Un critère pertinent : la date du fait générateur de la créance

La difficulté, en l’espèce, provient du fait qu’il ne s’agit pas de n’importe quel créancier mais d’un héritier qui a payé l’intégralité d’une dette dont il était codébiteur solidaire avec le de cujus. Il ne s’agit pas non plus de n’importe quelle créance mais d’une créance en contribution qu’il détient du fait de ce paiement. Le moyen soutient qu’il la tient contre ses cohéritiers et que l’application de l’article 792 du code civil s’en trouve exclue. La cour d’appel et la Cour de cassation jugent au contraire qu’il la tient contre la succession.

Pour dire qu’il s’agit d’une dette de la succession qui se divise entre les héritiers à proportion de leurs parts successorales (C. civ., art. 870), la première chambre civile approuve les juges du fond d’avoir retenu que le fait générateur de l’impôt est antérieur au décès. L’on pourrait rétorquer que c’est du fait générateur de la créance en contribution dont il devrait être question et qu’il s’agit alors du paiement de l’impôt, celui-ci étant au contraire postérieur à cette date. Mais la Cour ne voit pas les choses ainsi et elle n’entend pas les cloisonner alors qu’elles sont toutes liées. On peut justifier sa position de deux façons. La première consiste à concevoir la créance en contribution comme une conséquence du paiement de la créance initiale, la dette d’impôt, ce qui la rattache en cascade au fait générateur de cette dernière. La seconde conduit à la regarder comme étant une portion de la dette fiscale, dont elle partagerait alors le fait générateur. Dans les deux cas, la créance en contribution est une dette de la succession parce qu’elle est liée à la dette fiscale dont le de cujus était débiteur.

Si l’on décortique le rapport obligationnel, la solution retenue s’impose d’elle-même. La dette d’impôt est née à une date où le de cujus était en vie. Il en était donc débiteur et elle s’est inscrite au passif de son patrimoine qui, à l’instant de son décès, est devenu succession. Ce changement s’est opéré sans que son contenu ne s’en trouve modifié, si l’on excepte les droits viagers ou intuitu personae.
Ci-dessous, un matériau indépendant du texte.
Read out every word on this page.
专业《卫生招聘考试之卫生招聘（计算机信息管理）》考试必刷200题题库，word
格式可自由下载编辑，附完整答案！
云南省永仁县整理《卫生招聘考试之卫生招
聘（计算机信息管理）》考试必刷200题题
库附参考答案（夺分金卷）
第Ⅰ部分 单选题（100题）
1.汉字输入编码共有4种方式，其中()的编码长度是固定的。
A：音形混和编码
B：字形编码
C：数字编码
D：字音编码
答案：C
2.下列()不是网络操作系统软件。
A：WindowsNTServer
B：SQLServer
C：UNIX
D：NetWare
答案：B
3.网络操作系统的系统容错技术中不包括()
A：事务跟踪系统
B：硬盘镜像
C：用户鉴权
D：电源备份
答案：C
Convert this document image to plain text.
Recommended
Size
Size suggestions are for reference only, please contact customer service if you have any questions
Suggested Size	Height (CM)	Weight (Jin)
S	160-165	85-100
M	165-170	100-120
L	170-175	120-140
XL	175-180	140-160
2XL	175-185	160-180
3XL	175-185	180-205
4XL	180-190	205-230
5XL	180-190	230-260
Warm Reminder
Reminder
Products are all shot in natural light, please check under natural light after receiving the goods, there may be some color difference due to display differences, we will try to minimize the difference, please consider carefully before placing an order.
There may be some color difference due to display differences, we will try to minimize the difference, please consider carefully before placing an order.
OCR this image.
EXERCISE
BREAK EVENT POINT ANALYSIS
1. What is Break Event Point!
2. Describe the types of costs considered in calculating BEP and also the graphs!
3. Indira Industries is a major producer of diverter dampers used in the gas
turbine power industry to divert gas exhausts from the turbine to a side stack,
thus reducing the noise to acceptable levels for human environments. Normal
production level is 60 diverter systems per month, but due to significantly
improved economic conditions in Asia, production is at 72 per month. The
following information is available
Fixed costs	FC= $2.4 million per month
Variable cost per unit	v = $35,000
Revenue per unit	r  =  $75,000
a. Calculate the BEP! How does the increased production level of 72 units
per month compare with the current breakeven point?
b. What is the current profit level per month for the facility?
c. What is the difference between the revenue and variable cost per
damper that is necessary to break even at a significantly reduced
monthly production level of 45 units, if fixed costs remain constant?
Le conjoint survivant a payé cette dette dans son intégralité, c’est-à-dire au-delà de sa part. S’il l’avait fait du vivant du défunt, il serait devenu son créancier. L’ayant fait après son décès, il est logiquement devenu créancier de la succession. Certes, il exercera son recours en contribution contre les héritiers acceptants mais s’il avait agi du vivant du de cujus, c’est bien contre lui qu’il l’aurait fait directement. L’action du solvens est dirigée contre ses cohéritiers uniquement parce qu’ils viennent aux droits et obligations de leur auteur. Au demeurant, on se demande bien contre qui il pourrait agir si ce n’est contre eux. Il n’en devient pas, pour autant, leur créancier personnel.

Des critères indifférents : date du paiement et exigibilité

D’autres critères apparaissent au fil de la motivation, non pour servir à la qualification de la créance mais tout au contraire pour les exclure.

D’abord, il est fait référence à l’exigibilité. La cour d’appel a décidé, à raison, que « si la totalité de la dette fiscale (…) n’était pas exigible à la date du décès, le fait générateur de l’impôt était antérieur à cette date, de sorte qu’il s’agissait d’une dette de la succession ». L’impôt sur le revenu est en effet une obligation payable à terme, puisque son exigibilité est reportée à une date fixée. Sa naissance, en revanche, est antérieure car il « est dû chaque année à raison des bénéfices ou revenus que le contribuable réalise ou dont il dispose au cours de la même année » (CGI, art. 12). Ainsi, il est possible que le paiement de l’impôt soit exigible post mortem alors même qu’il obligeait le de cujus de son vivant. C’est donc bien toute la dette fiscale du défunt qui est une dette de la succession et non seulement la portion exigible au jour de son décès.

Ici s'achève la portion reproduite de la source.